Kerry McGowan receives the Vern Parish Award

Ph.D. candidate Kerry McGowan is the 2020 recipient of the Vern Parish Award. The award was established in memory of Vern Parish, an important member of the American Livebearer Association. She will use the funding to continue her research on extremophile poecilids in southern Mexico. 

Scott Hotaling publishes guidelines for concise scientific writing

Writing is hard. It’s something that every scientist struggles with. Writing concisely — saying what you mean in as few words as possible — is especially hard yet it’s a crucial skill for scientists to develop. Postdoc Scott Hotaling published an open access essay in Limnology & Oceanography Letters to help. Titled “Simple rules for concise scientific writing” (see a summary of his rules below), Scott provides practical advice to improve your scientific writing.

 

Alex Fraik publishes new paper on Tasmanian devil DFTD and environment

The Tasmanian devil (Sarcophilus harrisii) is found only on the environmentally heterogeneous island of Tasmania and is threatened with extinction by a transmissible cancer, devil facial tumor disease (DFTD). In this study, Fraik and colleagues used landscape genomics analyses to investigate the relative effects of abiotic environment versus an infectious cancer (DFTD) on Tasmanian devil populations Several post‐DFTD candidate loci were associated with disease prevalence and were in linkage disequilibrium with genes involved in tumor suppression and immune response. Loss of apparent signal of abiotic local adaptation post‐disease suggests swamping by strong selection resulting from the rapid onset of DFTD. Read the full paper here.

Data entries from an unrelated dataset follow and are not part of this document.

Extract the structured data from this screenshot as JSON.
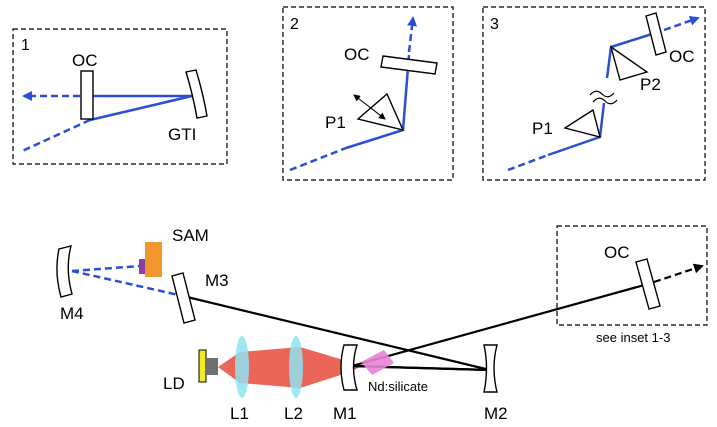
{
  "colors": {
    "beam": "#2a4fd6",
    "pump": "#e84a3c",
    "lens": "#8fe3f2",
    "crystal": "#e982d8",
    "sam": "#f0962c",
    "sam_backing": "#8b3fa3",
    "ld": "#f5ec1c",
    "ld_body": "#6f6f6f",
    "outline": "#000000"
  },
  "insets": [
    {
      "number": "1",
      "labels": [
        "OC",
        "GTI"
      ]
    },
    {
      "number": "2",
      "labels": [
        "OC",
        "P1"
      ]
    },
    {
      "number": "3",
      "labels": [
        "P1",
        "P2",
        "OC"
      ]
    }
  ],
  "main": {
    "labels": {
      "sam": "SAM",
      "m3": "M3",
      "m4": "M4",
      "ld": "LD",
      "l1": "L1",
      "l2": "L2",
      "m1": "M1",
      "m2": "M2",
      "crystal": "Nd:silicate",
      "oc": "OC",
      "see_inset": "see inset 1-3"
    }
  }
}
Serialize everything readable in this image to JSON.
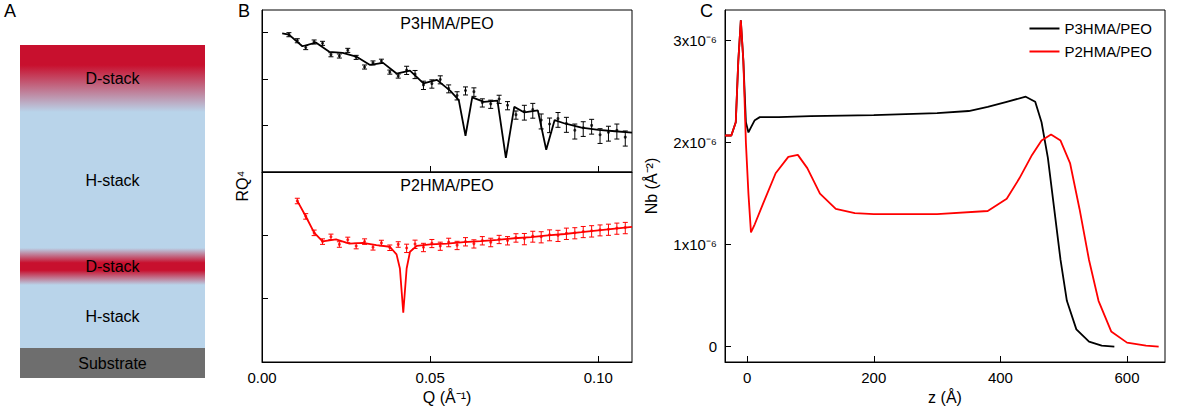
{
  "diagram": {
    "panel_label": "A",
    "layers": [
      {
        "label": "D-stack",
        "color": "#c8102e"
      },
      {
        "label": "H-stack",
        "color": "#b9d4ea"
      },
      {
        "label": "D-stack",
        "color": "#c8102e"
      },
      {
        "label": "H-stack",
        "color": "#b9d4ea"
      },
      {
        "label": "Substrate",
        "color": "#6e6e6e"
      }
    ]
  },
  "chart_data": [
    {
      "type": "scatter",
      "panel_label": "B",
      "title": "P3HMA/PEO",
      "ylabel": "RQ⁴",
      "log": "y",
      "tick_labels": false,
      "xlim": [
        0,
        0.11
      ],
      "xticks": [
        {
          "value": 0,
          "label": "0.00"
        },
        0.05,
        {
          "value": 0.1,
          "label": "0.10"
        }
      ],
      "ylim": [
        1e-09,
        3e-06
      ],
      "yticks": [
        1e-09,
        1e-08,
        1e-07,
        1e-06
      ],
      "series": [
        {
          "type": "scatter",
          "color": "#000000",
          "marker": "circle",
          "x": [
            0.008,
            0.0105,
            0.013,
            0.0155,
            0.018,
            0.0205,
            0.023,
            0.0255,
            0.028,
            0.0305,
            0.033,
            0.0355,
            0.038,
            0.0405,
            0.043,
            0.0455,
            0.048,
            0.0505,
            0.053,
            0.0555,
            0.058,
            0.0605,
            0.063,
            0.0655,
            0.068,
            0.0705,
            0.073,
            0.0755,
            0.078,
            0.0805,
            0.083,
            0.0855,
            0.088,
            0.0905,
            0.093,
            0.0955,
            0.098,
            0.1005,
            0.103,
            0.1055,
            0.108
          ],
          "values": [
            8.9e-07,
            6.6e-07,
            4.7e-07,
            6.2e-07,
            5.8e-07,
            3.3e-07,
            3.1e-07,
            4.1e-07,
            2.9e-07,
            1.8e-07,
            2.2e-07,
            2.4e-07,
            1.4e-07,
            1.15e-07,
            1.55e-07,
            1.26e-07,
            7.4e-08,
            7.9e-08,
            9.7e-08,
            6.2e-08,
            4.4e-08,
            5.6e-08,
            5.3e-08,
            3.1e-08,
            2.9e-08,
            3.7e-08,
            2.7e-08,
            1.7e-08,
            2e-08,
            2.2e-08,
            1.3e-08,
            1.07e-08,
            1.4e-08,
            1.1e-08,
            7.9e-09,
            8.9e-09,
            1e-08,
            6.3e-09,
            7.1e-09,
            7.9e-09,
            5.6e-09
          ],
          "errors": [
            8.9e-08,
            6.6e-08,
            4.7e-08,
            6.2e-08,
            5.8e-08,
            3.3e-08,
            3.1e-08,
            4.1e-08,
            2.9e-08,
            1.8e-08,
            2.2e-08,
            2.4e-08,
            1.4e-08,
            1.15e-08,
            3.1e-08,
            2.5e-08,
            1.5e-08,
            1.6e-08,
            1.9e-08,
            1.2e-08,
            8.8e-09,
            1.1e-08,
            1.1e-08,
            6.2e-09,
            5.8e-09,
            7.4e-09,
            5.4e-09,
            3.4e-09,
            7e-09,
            7.7e-09,
            4.6e-09,
            3.7e-09,
            4.9e-09,
            3.9e-09,
            2.8e-09,
            3.1e-09,
            3.5e-09,
            2.2e-09,
            2.5e-09,
            2.8e-09,
            2e-09
          ]
        },
        {
          "type": "line",
          "color": "#000000",
          "line_style": "solid",
          "x": [
            0.006,
            0.008,
            0.012,
            0.016,
            0.02,
            0.024,
            0.028,
            0.032,
            0.036,
            0.04,
            0.044,
            0.048,
            0.052,
            0.056,
            0.0585,
            0.0605,
            0.0625,
            0.066,
            0.07,
            0.0725,
            0.075,
            0.078,
            0.082,
            0.0845,
            0.087,
            0.09,
            0.095,
            0.1,
            0.105,
            0.11
          ],
          "values": [
            9.5e-07,
            8.9e-07,
            5e-07,
            6e-07,
            3.8e-07,
            3.6e-07,
            3e-07,
            2e-07,
            2.2e-07,
            1.3e-07,
            1.5e-07,
            8e-08,
            9.5e-08,
            5.5e-08,
            3.5e-08,
            6e-09,
            4e-08,
            3.2e-08,
            3.4e-08,
            2e-09,
            2.5e-08,
            1.9e-08,
            2.1e-08,
            3e-09,
            1.3e-08,
            1.1e-08,
            9e-09,
            8e-09,
            7.5e-09,
            7e-09
          ]
        }
      ]
    },
    {
      "type": "scatter",
      "title": "P2HMA/PEO",
      "xlabel": "Q (Å⁻¹)",
      "log": "y",
      "tick_labels": "x",
      "xlim": [
        0,
        0.11
      ],
      "xticks": [
        {
          "value": 0,
          "label": "0.00"
        },
        0.05,
        {
          "value": 0.1,
          "label": "0.10"
        }
      ],
      "ylim": [
        1e-10,
        1e-07
      ],
      "yticks": [
        1e-10,
        1e-09,
        1e-08,
        1e-07
      ],
      "series": [
        {
          "type": "scatter",
          "color": "#ff0000",
          "marker": "circle",
          "x": [
            0.0105,
            0.013,
            0.0155,
            0.018,
            0.0205,
            0.023,
            0.0255,
            0.028,
            0.0305,
            0.033,
            0.0355,
            0.038,
            0.0405,
            0.043,
            0.0455,
            0.048,
            0.0505,
            0.053,
            0.0555,
            0.058,
            0.0605,
            0.063,
            0.0655,
            0.068,
            0.0705,
            0.073,
            0.0755,
            0.078,
            0.0805,
            0.083,
            0.0855,
            0.088,
            0.0905,
            0.093,
            0.0955,
            0.098,
            0.1005,
            0.103,
            0.1055,
            0.108
          ],
          "values": [
            3.5e-08,
            2e-08,
            1.1e-08,
            8e-09,
            9.5e-09,
            7.2e-09,
            8.5e-09,
            6.8e-09,
            8e-09,
            6.5e-09,
            7.6e-09,
            6.4e-09,
            7.2e-09,
            6.3e-09,
            7.3e-09,
            6.5e-09,
            7.5e-09,
            6.8e-09,
            7.8e-09,
            7e-09,
            8e-09,
            7.4e-09,
            8.3e-09,
            7.8e-09,
            8.7e-09,
            8.3e-09,
            9.2e-09,
            8.9e-09,
            9.7e-09,
            9.5e-09,
            1.02e-08,
            1e-08,
            1.08e-08,
            1.1e-08,
            1.15e-08,
            1.18e-08,
            1.22e-08,
            1.25e-08,
            1.3e-08,
            1.33e-08
          ],
          "errors": [
            3.5e-09,
            2e-09,
            1.1e-09,
            8e-10,
            9.5e-10,
            7.2e-10,
            8.5e-10,
            6.8e-10,
            8e-10,
            6.5e-10,
            7.6e-10,
            6.4e-10,
            7.2e-10,
            9.5e-10,
            1.1e-09,
            9.8e-10,
            1.1e-09,
            1e-09,
            1.2e-09,
            1.05e-09,
            1.2e-09,
            1.1e-09,
            1.25e-09,
            1.2e-09,
            1.3e-09,
            1.25e-09,
            1.4e-09,
            1.8e-09,
            1.9e-09,
            1.9e-09,
            2e-09,
            2e-09,
            2.2e-09,
            2.2e-09,
            2.3e-09,
            2.4e-09,
            2.4e-09,
            2.5e-09,
            2.6e-09,
            2.7e-09
          ]
        },
        {
          "type": "line",
          "color": "#ff0000",
          "line_style": "solid",
          "x": [
            0.0105,
            0.013,
            0.0155,
            0.018,
            0.022,
            0.026,
            0.03,
            0.034,
            0.038,
            0.04,
            0.041,
            0.042,
            0.043,
            0.044,
            0.046,
            0.05,
            0.055,
            0.06,
            0.065,
            0.07,
            0.075,
            0.08,
            0.085,
            0.09,
            0.095,
            0.1,
            0.105,
            0.11
          ],
          "values": [
            3.5e-08,
            2e-08,
            1.1e-08,
            8e-09,
            8.6e-09,
            7.4e-09,
            7.6e-09,
            7e-09,
            6.6e-09,
            5e-09,
            3e-09,
            6e-10,
            3e-09,
            5.5e-09,
            6.8e-09,
            7.2e-09,
            7.4e-09,
            7.8e-09,
            8.1e-09,
            8.5e-09,
            9e-09,
            9.4e-09,
            1e-08,
            1.05e-08,
            1.12e-08,
            1.2e-08,
            1.28e-08,
            1.36e-08
          ]
        }
      ]
    },
    {
      "type": "line",
      "panel_label": "C",
      "xlabel": "z (Å)",
      "ylabel": "Nb (Å⁻²)",
      "legend": "upper right",
      "xlim": [
        -35,
        660
      ],
      "xticks": [
        0,
        200,
        400,
        600
      ],
      "ylim": [
        -1.5e-07,
        3.3e-06
      ],
      "yticks": [
        0,
        {
          "value": 1e-06,
          "label": "1x10⁻⁶"
        },
        {
          "value": 2e-06,
          "label": "2x10⁻⁶"
        },
        {
          "value": 3e-06,
          "label": "3x10⁻⁶"
        }
      ],
      "series": [
        {
          "name": "P3HMA/PEO",
          "color": "#000000",
          "line_style": "solid",
          "x": [
            -35,
            -25,
            -18,
            -14,
            -10,
            -6,
            -2,
            2,
            6,
            12,
            20,
            50,
            100,
            200,
            300,
            350,
            380,
            410,
            440,
            455,
            465,
            475,
            485,
            495,
            505,
            520,
            540,
            560,
            580
          ],
          "values": [
            2.07e-06,
            2.07e-06,
            2.2e-06,
            2.8e-06,
            3.2e-06,
            2.8e-06,
            2.2e-06,
            2.1e-06,
            2.15e-06,
            2.22e-06,
            2.25e-06,
            2.25e-06,
            2.26e-06,
            2.27e-06,
            2.29e-06,
            2.31e-06,
            2.35e-06,
            2.4e-06,
            2.45e-06,
            2.4e-06,
            2.2e-06,
            1.85e-06,
            1.35e-06,
            8.5e-07,
            4.5e-07,
            1.7e-07,
            5e-08,
            1e-08,
            0
          ]
        },
        {
          "name": "P2HMA/PEO",
          "color": "#ff0000",
          "line_style": "solid",
          "x": [
            -35,
            -25,
            -18,
            -14,
            -10,
            -6,
            -2,
            2,
            6,
            12,
            25,
            45,
            65,
            80,
            95,
            115,
            140,
            170,
            200,
            300,
            380,
            410,
            430,
            450,
            465,
            480,
            495,
            510,
            525,
            540,
            555,
            575,
            600,
            630,
            650
          ],
          "values": [
            2.07e-06,
            2.07e-06,
            2.2e-06,
            2.8e-06,
            3.2e-06,
            2.8e-06,
            2e-06,
            1.5e-06,
            1.12e-06,
            1.2e-06,
            1.4e-06,
            1.7e-06,
            1.86e-06,
            1.88e-06,
            1.75e-06,
            1.5e-06,
            1.35e-06,
            1.31e-06,
            1.3e-06,
            1.3e-06,
            1.33e-06,
            1.45e-06,
            1.65e-06,
            1.88e-06,
            2.02e-06,
            2.08e-06,
            2.02e-06,
            1.8e-06,
            1.35e-06,
            8.5e-07,
            4.5e-07,
            1.5e-07,
            4e-08,
            1e-08,
            0
          ]
        }
      ]
    }
  ]
}
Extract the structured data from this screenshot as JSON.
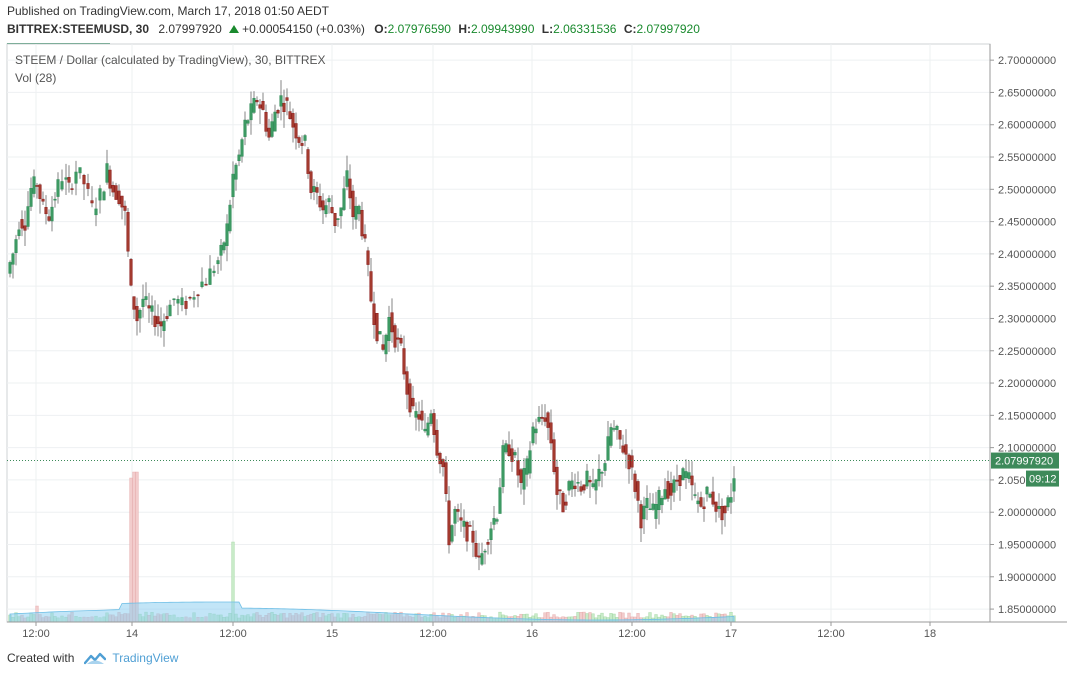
{
  "header": {
    "published": "Published on TradingView.com, March 17, 2018 01:50 AEDT"
  },
  "quote": {
    "symbol": "BITTREX:STEEMUSD, 30",
    "last": "2.07997920",
    "change": "+0.00054150 (+0.03%)",
    "o_label": "O:",
    "o_value": "2.07976590",
    "h_label": "H:",
    "h_value": "2.09943990",
    "l_label": "L:",
    "l_value": "2.06331536",
    "c_label": "C:",
    "c_value": "2.07997920"
  },
  "footer": {
    "created_with": "Created with",
    "brand": "TradingView"
  },
  "colors": {
    "up": "#2e8b57",
    "up_fill": "#3d9a63",
    "down": "#8b1a1a",
    "down_fill": "#a33a2e",
    "grid": "#eef0f2",
    "axis": "#666666",
    "vol_up": "#c8ebc8",
    "vol_down": "#f2cccc",
    "vol_ma": "#8fd0f0",
    "last_price_badge": "#3d8a5a"
  },
  "chart_data": {
    "type": "candlestick",
    "title": "STEEM / Dollar (calculated by TradingView), 30, BITTREX",
    "indicator": "Vol (28)",
    "xlabel": "",
    "ylabel": "",
    "ylim": [
      1.83,
      2.725
    ],
    "x_ticks": [
      "12:00",
      "14",
      "12:00",
      "15",
      "12:00",
      "16",
      "12:00",
      "17",
      "12:00",
      "18"
    ],
    "y_ticks": [
      "2.70000000",
      "2.65000000",
      "2.60000000",
      "2.55000000",
      "2.50000000",
      "2.45000000",
      "2.40000000",
      "2.35000000",
      "2.30000000",
      "2.25000000",
      "2.20000000",
      "2.15000000",
      "2.10000000",
      "2.05000000",
      "2.00000000",
      "1.95000000",
      "1.90000000",
      "1.85000000"
    ],
    "last_price_label": "2.07997920",
    "countdown_label": "09:12",
    "grid": true,
    "close_path": [
      [
        0,
        2.37
      ],
      [
        6,
        2.4
      ],
      [
        12,
        2.45
      ],
      [
        18,
        2.45
      ],
      [
        24,
        2.5
      ],
      [
        30,
        2.51
      ],
      [
        36,
        2.47
      ],
      [
        42,
        2.46
      ],
      [
        48,
        2.49
      ],
      [
        56,
        2.52
      ],
      [
        62,
        2.5
      ],
      [
        70,
        2.53
      ],
      [
        78,
        2.51
      ],
      [
        86,
        2.47
      ],
      [
        94,
        2.49
      ],
      [
        100,
        2.53
      ],
      [
        106,
        2.5
      ],
      [
        112,
        2.49
      ],
      [
        118,
        2.46
      ],
      [
        124,
        2.34
      ],
      [
        130,
        2.3
      ],
      [
        136,
        2.33
      ],
      [
        142,
        2.31
      ],
      [
        148,
        2.3
      ],
      [
        154,
        2.29
      ],
      [
        160,
        2.31
      ],
      [
        168,
        2.33
      ],
      [
        176,
        2.32
      ],
      [
        184,
        2.33
      ],
      [
        192,
        2.35
      ],
      [
        200,
        2.36
      ],
      [
        208,
        2.38
      ],
      [
        214,
        2.4
      ],
      [
        220,
        2.44
      ],
      [
        226,
        2.52
      ],
      [
        232,
        2.55
      ],
      [
        238,
        2.6
      ],
      [
        244,
        2.62
      ],
      [
        250,
        2.64
      ],
      [
        256,
        2.62
      ],
      [
        262,
        2.58
      ],
      [
        268,
        2.62
      ],
      [
        274,
        2.64
      ],
      [
        280,
        2.63
      ],
      [
        286,
        2.6
      ],
      [
        292,
        2.58
      ],
      [
        298,
        2.57
      ],
      [
        304,
        2.5
      ],
      [
        310,
        2.49
      ],
      [
        316,
        2.47
      ],
      [
        322,
        2.48
      ],
      [
        328,
        2.45
      ],
      [
        334,
        2.47
      ],
      [
        340,
        2.52
      ],
      [
        346,
        2.46
      ],
      [
        352,
        2.47
      ],
      [
        358,
        2.41
      ],
      [
        364,
        2.33
      ],
      [
        370,
        2.28
      ],
      [
        376,
        2.25
      ],
      [
        382,
        2.3
      ],
      [
        388,
        2.27
      ],
      [
        394,
        2.25
      ],
      [
        400,
        2.19
      ],
      [
        406,
        2.15
      ],
      [
        412,
        2.15
      ],
      [
        418,
        2.12
      ],
      [
        424,
        2.16
      ],
      [
        430,
        2.1
      ],
      [
        436,
        2.07
      ],
      [
        442,
        1.96
      ],
      [
        448,
        2.0
      ],
      [
        454,
        1.98
      ],
      [
        460,
        1.97
      ],
      [
        466,
        1.96
      ],
      [
        472,
        1.92
      ],
      [
        478,
        1.95
      ],
      [
        484,
        1.98
      ],
      [
        490,
        2.0
      ],
      [
        496,
        2.09
      ],
      [
        502,
        2.1
      ],
      [
        508,
        2.08
      ],
      [
        514,
        2.04
      ],
      [
        520,
        2.07
      ],
      [
        526,
        2.13
      ],
      [
        532,
        2.14
      ],
      [
        538,
        2.15
      ],
      [
        544,
        2.11
      ],
      [
        550,
        2.03
      ],
      [
        556,
        2.01
      ],
      [
        562,
        2.04
      ],
      [
        568,
        2.05
      ],
      [
        574,
        2.04
      ],
      [
        580,
        2.05
      ],
      [
        586,
        2.03
      ],
      [
        592,
        2.06
      ],
      [
        598,
        2.08
      ],
      [
        604,
        2.13
      ],
      [
        610,
        2.12
      ],
      [
        616,
        2.1
      ],
      [
        622,
        2.08
      ],
      [
        628,
        2.04
      ],
      [
        634,
        1.99
      ],
      [
        640,
        2.01
      ],
      [
        646,
        2.0
      ],
      [
        652,
        2.02
      ],
      [
        658,
        2.04
      ],
      [
        664,
        2.03
      ],
      [
        670,
        2.05
      ],
      [
        676,
        2.06
      ],
      [
        682,
        2.05
      ],
      [
        688,
        2.02
      ],
      [
        694,
        2.01
      ],
      [
        700,
        2.03
      ],
      [
        706,
        2.02
      ],
      [
        712,
        2.0
      ],
      [
        718,
        2.0
      ],
      [
        724,
        2.03
      ],
      [
        730,
        2.09
      ],
      [
        736,
        2.08
      ],
      [
        740,
        2.08
      ]
    ],
    "volume_spikes": [
      {
        "x": 124,
        "v": 0.09
      },
      {
        "x": 128,
        "v": 0.1
      },
      {
        "x": 226,
        "v": 0.05
      },
      {
        "x": 30,
        "v": 0.01
      }
    ]
  }
}
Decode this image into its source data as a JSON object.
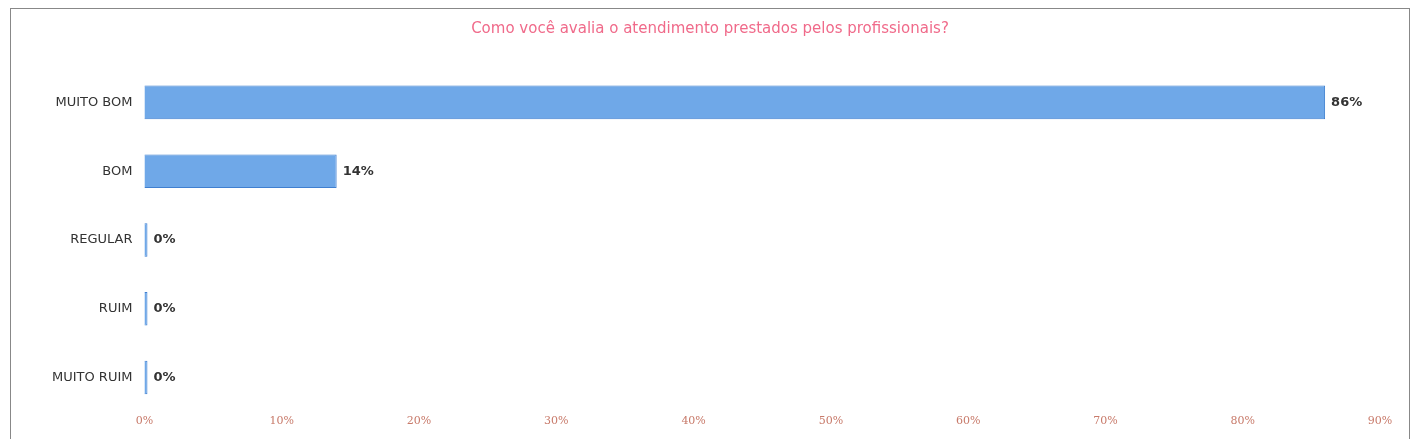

Scott Hotaling publishes findings on meltwater biodiversity

Mountain glaciers are disappearing around the world, including in iconic locations like Glacier National Park in northwestern Montana. With the recession of glaciers come dramatic changes in downstream habitats. As habitats are altered and meltwater sources dwindle, organisms adapted to the cold conditions of glacier-fed stream face increasingly uncertain futures. By linking high-resolution invertebrate data for 129 sites across the Glacier National Park alpine to fine-scale glacial records dating to Little Ice Age (~170 years ago), Scott et al. were able to ask a key question: what happens to mountain stream biodiversity as glaciers recede? They found that a distinct “cold-water” community lives in headwater streams and this cold-water community is persisting in places that have not been glaciated in 170 years! These findings challenge the notion that headwater stream invertebrates are cold stenotherms that are acutely sensitive to stream warming and opens the door to new questions about their physiological limits and how biotic drivers (e.g., competition) may shape their distributions.